Jeremy Heisler is a Founding Partner of Sanford Wittels & Heisler, LLP, a national law firm with offices in Washington, D.C., New York, and California. He received his law degree from Brooklyn Law School in 1979.
Throughout his twenty-five year legal career, Mr. Heisler has had notable success in class actions and complex multi-party and multi-state litigation, producing nearly $100 million in benefits to class members. In addition, Mr. Heisler has established leading employment-law precedents, including the expansion of the rights of wrongfully discharged employees. Mr. Heisler has also prevailed in novel and groundbreaking litigation against the largest defense law firms in the nation.
Mr. Heisler’s most recent victory came when the Second Circuit Court of Appeals ruled that sales representatives employed by pharmaceutical giant Novartis Pharmaceuticals Corporation were entitled to overtime pay under Federal, New York and California law. This ruling not only paves the way for the nationwide collective action, In Re Novartis Wage and Hour Litigation to move forward; it also has wide implications for the pharmaceutical industry as a whole.
Before founding SWH in January 2004, Mr. Heisler formed his own law firm in 1991, and litigated a number of landmark cases on behalf of plaintiffs, including Graham v. City of New York, 2 A.D.3d 678 (2d Dept. 2003), a police brutality case which produced a judgment of nearly $500,000 after two trials and five appeals.

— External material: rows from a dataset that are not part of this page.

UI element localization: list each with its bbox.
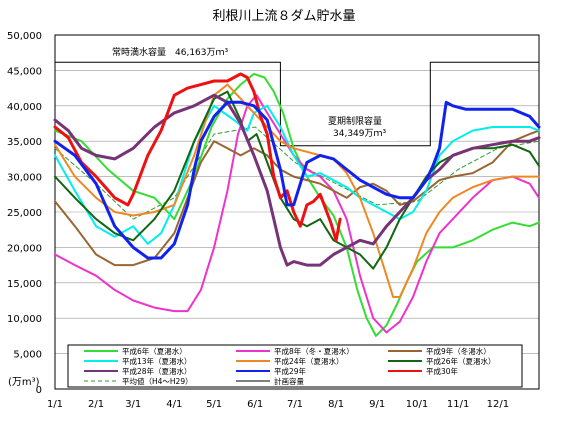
legend-label: 平成29年 [274, 366, 307, 376]
legend-box [67, 344, 523, 388]
legend-label: 平均値（H4～H29） [122, 376, 193, 386]
x-tick-label: 8/1 [328, 399, 344, 410]
y-tick-label: 0 [36, 385, 42, 396]
legend-label: 平成24年（夏渇水） [274, 356, 344, 366]
legend-label: 計画容量 [274, 376, 304, 386]
x-tick-label: 2/1 [88, 399, 104, 410]
series-line [53, 72, 342, 242]
legend-label: 平成6年（夏渇水） [122, 346, 187, 356]
legend-label: 平成28年（夏渇水） [122, 366, 192, 376]
y-tick-label: 25,000 [7, 208, 42, 219]
series-lines [53, 61, 541, 337]
y-tick-label: 40,000 [7, 102, 42, 113]
x-tick-label: 1/1 [47, 399, 63, 410]
annotation-full-capacity: 常時満水容量 46,163万ｍ³ [112, 46, 228, 58]
y-axis: 0 5,000 10,000 15,000 20,000 25,000 30,000 35,0… [7, 31, 42, 396]
x-tick-label: 3/1 [125, 399, 141, 410]
legend-label: 平成9年（冬渇水） [426, 346, 491, 356]
x-tick-label: 7/1 [287, 399, 303, 410]
annotation-summer-limit-box [325, 113, 397, 141]
y-tick-label: 45,000 [7, 66, 42, 77]
series-line [54, 129, 540, 267]
x-tick-label: 9/1 [369, 399, 385, 410]
series-line [54, 104, 540, 245]
series-line [53, 100, 541, 260]
legend-label: 平成26年（夏渇水） [426, 356, 496, 366]
y-tick-label: 20,000 [7, 243, 42, 254]
x-tick-label: 12/1 [487, 399, 509, 410]
series-line [54, 61, 540, 147]
y-tick-label: 35,000 [7, 137, 42, 148]
legend: 平成6年（夏渇水） 平成8年（冬・夏渇水） 平成9年（冬渇水）平成13年（夏渇水）平… [67, 344, 523, 388]
y-tick-label: 50,000 [7, 31, 42, 42]
x-tick-label: 10/1 [406, 399, 428, 410]
x-tick-label: 6/1 [247, 399, 263, 410]
series-line [54, 126, 540, 220]
y-tick-label: 5,000 [13, 350, 42, 361]
legend-label: 平成30年 [426, 366, 459, 376]
y-tick-label: 15,000 [7, 279, 42, 290]
y-tick-label: 30,000 [7, 173, 42, 184]
series-line [54, 90, 540, 270]
x-tick-label: 11/1 [447, 399, 469, 410]
x-axis: 1/1 2/1 3/1 4/1 5/1 6/1 7/1 8/1 9/1 10/1 11/1 12/1 [47, 399, 509, 410]
x-tick-label: 4/1 [166, 399, 182, 410]
legend-label: 平成8年（冬・夏渇水） [274, 346, 354, 356]
annotation-full-capacity-box [103, 44, 253, 58]
x-tick-label: 5/1 [206, 399, 222, 410]
legend-label: 平成13年（夏渇水） [122, 356, 192, 366]
series-line [53, 93, 541, 267]
annotation-summer-limit-label: 夏期制限容量 [328, 115, 382, 127]
series-line [54, 94, 540, 334]
chart-title: 利根川上流８ダム貯水量 [212, 9, 355, 24]
y-axis-label: (万m³) [8, 377, 40, 388]
y-tick-label: 10,000 [7, 314, 42, 325]
annotation-summer-limit-value: 34,349万ｍ³ [333, 129, 386, 139]
plot-area [54, 34, 540, 390]
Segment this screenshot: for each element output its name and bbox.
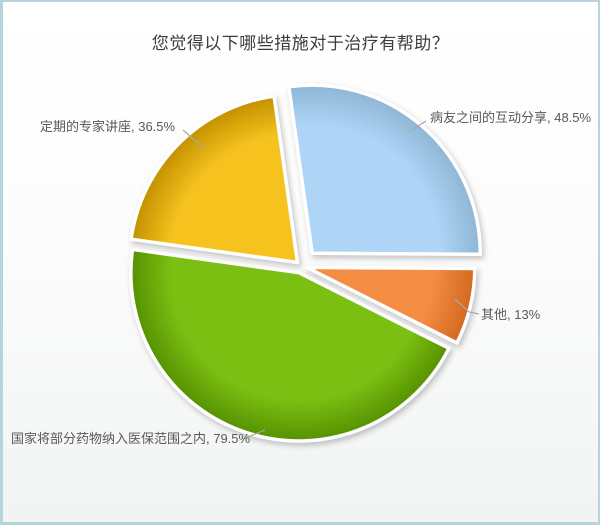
chart-title: 您觉得以下哪些措施对于治疗有帮助？ — [151, 34, 450, 53]
leader-line-share — [408, 120, 427, 133]
slice-label-share: 病友之间的互动分享, 48.5% — [430, 110, 592, 125]
pie-slices — [129, 83, 482, 443]
slice-label-other: 其他, 13% — [481, 307, 541, 322]
slice-label-lectures: 定期的专家讲座, 36.5% — [40, 119, 176, 134]
pie-slice-1 — [305, 265, 477, 345]
slice-label-insurance: 国家将部分药物纳入医保范围之内, 79.5% — [11, 431, 251, 446]
leader-line-other — [454, 298, 480, 315]
leader-lines — [182, 120, 480, 440]
leader-line-insurance — [242, 429, 266, 440]
pie-slice-3 — [129, 94, 300, 265]
pie-slice-0 — [287, 83, 482, 257]
pie-slice-2 — [129, 247, 451, 443]
leader-line-lectures — [182, 129, 206, 150]
pie-chart — [129, 83, 482, 443]
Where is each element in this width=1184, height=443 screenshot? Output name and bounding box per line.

He has also worked with fellow founding partner, Steven L. Wittels from 1997 to 2003, and successfully prosecuted many significant class actions, including (1) Nasoff v. G.E. Capital, et al., a settlement which obtained benefits totaling $19.2 million for over 400,000 consumers who leased vehicles from G.E. Capital and were overcharged on late fees; and (2) Greenberger v. Copelco Leasing Corp., a $15 million settlement for class of defrauded equipment lease consumers.
Mr. Heisler served as an appellate law assistant for the Appellate Term in Manhattan, where he drafted bench memoranda and judicial opinions for the justices on appeals ranging from constitutional law actions and criminal prosecutions to multi-million dollar real estate litigation.